Needless to say, part of our work now entails some serious retraining to slow down and move along at a more normal speed. This isn't just retraining for Thane, but for me as well. I have had a strong aversion to crowds and have avoided them for much of our partnership by shopping only in the morning hours. As I have regular *homework* with the program I am doing that must be performed a few times a day, it means to get out early would require getting up at an unspeakable hour. Needless to say, Thane and I are getting our exposure to situations where we must work at a more natural pace (to others). It's definitely giving us more training opportunities where we can succeed together as a team in earning the jackpot.

There is still a time and a place for our enjoyment of higher speed working, but right now it is a matter of using my common sense to teach him which places we should work more slowly and which ones we can cut loose and enjoy the wind blowing through our hair.

There is so much more than the unintentional training that is being addressed right now. Part of Thane's training/ work has been in the area of medical alert to very specific triggers I have/ had. In the process of the program I am doing, some of these triggers have either improved or gone away. As a result, the alerts for them are either not as critical or not necessary at all.

For those who have never been around a Border Collie on a regular basis, it can be quite challenging to undo training. I've learned through experience that accidentally clicking in training when the dog lets out a woof (Met) as it closes the door can be much harder to extinguish than it may seem. In Thane's case, I have had progression of my blindness and have had to work very hard to extinguish simpler approaches to awkward curbcuts or turns with awkward placements of sidewalks in retraining him to do what may seem inconvenient, but conveys more to me about my position/ location.
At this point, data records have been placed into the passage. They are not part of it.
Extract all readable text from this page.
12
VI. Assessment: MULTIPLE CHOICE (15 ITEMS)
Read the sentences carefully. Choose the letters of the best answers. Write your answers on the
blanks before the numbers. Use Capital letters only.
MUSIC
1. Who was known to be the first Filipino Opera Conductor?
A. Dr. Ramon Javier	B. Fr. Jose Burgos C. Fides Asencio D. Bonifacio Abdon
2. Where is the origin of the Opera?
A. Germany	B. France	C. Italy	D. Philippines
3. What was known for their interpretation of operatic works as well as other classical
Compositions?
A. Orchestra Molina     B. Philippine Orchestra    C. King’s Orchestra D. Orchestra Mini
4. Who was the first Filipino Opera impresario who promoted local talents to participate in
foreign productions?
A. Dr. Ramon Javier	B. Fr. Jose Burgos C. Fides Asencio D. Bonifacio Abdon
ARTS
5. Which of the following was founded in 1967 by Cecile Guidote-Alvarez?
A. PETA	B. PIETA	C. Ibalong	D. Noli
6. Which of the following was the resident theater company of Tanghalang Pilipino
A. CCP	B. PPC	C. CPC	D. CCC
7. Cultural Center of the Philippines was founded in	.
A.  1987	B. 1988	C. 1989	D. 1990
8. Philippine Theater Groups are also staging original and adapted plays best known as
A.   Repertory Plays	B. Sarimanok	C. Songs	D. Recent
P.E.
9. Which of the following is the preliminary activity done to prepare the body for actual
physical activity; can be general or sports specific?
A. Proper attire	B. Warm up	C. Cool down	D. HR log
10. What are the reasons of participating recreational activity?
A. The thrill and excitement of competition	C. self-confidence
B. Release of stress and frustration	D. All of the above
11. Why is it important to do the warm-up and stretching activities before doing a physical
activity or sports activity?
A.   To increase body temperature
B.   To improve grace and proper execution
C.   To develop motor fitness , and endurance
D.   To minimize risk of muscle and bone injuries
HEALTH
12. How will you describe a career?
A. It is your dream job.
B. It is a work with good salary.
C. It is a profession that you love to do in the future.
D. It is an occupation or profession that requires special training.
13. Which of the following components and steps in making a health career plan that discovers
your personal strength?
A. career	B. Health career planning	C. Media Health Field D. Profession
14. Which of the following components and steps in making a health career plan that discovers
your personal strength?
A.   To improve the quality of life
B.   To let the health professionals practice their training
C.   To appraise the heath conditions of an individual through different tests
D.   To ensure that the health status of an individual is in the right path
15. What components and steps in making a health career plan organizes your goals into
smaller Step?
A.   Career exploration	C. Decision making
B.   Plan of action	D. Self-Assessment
Now it seems, just as changes to his guide training were necessary, so are changes to his alert training, by using the alerts he provides in different ways-- essentially backchaining the unnecessary ones out of his repertoire as I progress for the better.

I will say that the one part of all of this that I/we am/are really enjoying is exposing him (and me) to new situations. Sometimes it is easy to transfer training from other situations to the new environment or experience and other times, it is completely new training. This is a really fun part of the program-- getting to experience new things/ environments with my sidekick.